Saturday, March 29, 2008
So this bump decides to sprout from the back of my hand the other day. I figured I got bit by a spider, so I let it be. Since that day, I’ve watched my bump mutate into a scaly, throbbing, pink doughnut!
Alarmed, I rush to get myself accurately diagnosed. This guy at my gym seems smart, so I show him my burgeoning, fleshy pastry. He casually informs me: “Yep, you’ve got The Ringworm,” then pops the earphone connected to his iPod back in place and saunters off.
An admitted dermatological blockhead, I immediately lumped The Ringworm in with those other obscure diseases, i.e. Typhoid, Dysentery, Hopscotch Lucy, and The Black Death. Hell, I was picturing those Grabboid death worms from that “Tremors” movie sloshing about my veins!

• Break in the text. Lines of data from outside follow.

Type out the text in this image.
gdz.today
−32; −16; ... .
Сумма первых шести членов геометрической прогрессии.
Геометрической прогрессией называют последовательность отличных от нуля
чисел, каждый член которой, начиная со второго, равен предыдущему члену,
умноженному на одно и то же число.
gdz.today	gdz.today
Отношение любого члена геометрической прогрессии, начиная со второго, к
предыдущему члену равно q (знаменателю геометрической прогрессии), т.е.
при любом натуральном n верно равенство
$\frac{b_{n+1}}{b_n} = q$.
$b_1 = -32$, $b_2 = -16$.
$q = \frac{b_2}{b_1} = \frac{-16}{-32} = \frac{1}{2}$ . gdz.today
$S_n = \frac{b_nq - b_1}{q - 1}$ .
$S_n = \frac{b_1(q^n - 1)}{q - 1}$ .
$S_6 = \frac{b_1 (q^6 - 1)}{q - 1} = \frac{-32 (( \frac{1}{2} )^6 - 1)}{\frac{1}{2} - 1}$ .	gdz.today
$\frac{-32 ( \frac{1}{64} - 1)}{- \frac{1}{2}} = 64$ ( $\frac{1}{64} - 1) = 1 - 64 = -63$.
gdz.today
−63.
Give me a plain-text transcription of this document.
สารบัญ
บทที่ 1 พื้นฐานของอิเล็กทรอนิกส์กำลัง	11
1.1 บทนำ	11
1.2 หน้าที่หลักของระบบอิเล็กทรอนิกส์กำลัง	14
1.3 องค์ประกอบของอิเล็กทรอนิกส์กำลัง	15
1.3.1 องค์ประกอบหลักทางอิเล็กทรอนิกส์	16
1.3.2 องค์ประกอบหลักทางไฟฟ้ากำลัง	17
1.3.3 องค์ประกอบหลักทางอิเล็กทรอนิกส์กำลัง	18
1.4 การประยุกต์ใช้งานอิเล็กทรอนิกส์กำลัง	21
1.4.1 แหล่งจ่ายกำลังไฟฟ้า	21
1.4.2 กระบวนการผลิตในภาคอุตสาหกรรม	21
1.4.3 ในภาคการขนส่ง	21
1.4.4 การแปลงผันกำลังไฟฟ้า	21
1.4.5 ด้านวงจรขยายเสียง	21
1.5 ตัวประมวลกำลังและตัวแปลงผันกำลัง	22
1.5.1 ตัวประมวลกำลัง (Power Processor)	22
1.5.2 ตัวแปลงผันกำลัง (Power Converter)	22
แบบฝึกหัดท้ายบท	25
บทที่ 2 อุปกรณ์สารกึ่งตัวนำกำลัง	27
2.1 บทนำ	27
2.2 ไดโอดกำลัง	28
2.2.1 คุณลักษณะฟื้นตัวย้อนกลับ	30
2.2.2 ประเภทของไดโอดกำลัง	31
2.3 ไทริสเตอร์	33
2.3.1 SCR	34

So I rush home to look it up on Teh Internets. Every five seconds I fervently glare at my apparent entry wound expecting to see something horribly disastrous take place.
Good ol’ Google came through and let me know Ringworm is just a fungal disease that can be taken care of with Boom! Tough actin’ Tinactin. I’m currently self-medicating and it should clear up.
Meanwhile, Katchie has me quarantined. I’m relegated to marinating in a separate set of fungus fueled sheets at night and she wisely keeps a healthy distance from my beefy growth. If I come within three feet of her with my hand, her eyes turn to saucers and she starts shrieking, “Don’t! DON’T! Dammit Jeff, I mean it!, DOOON’T!!!”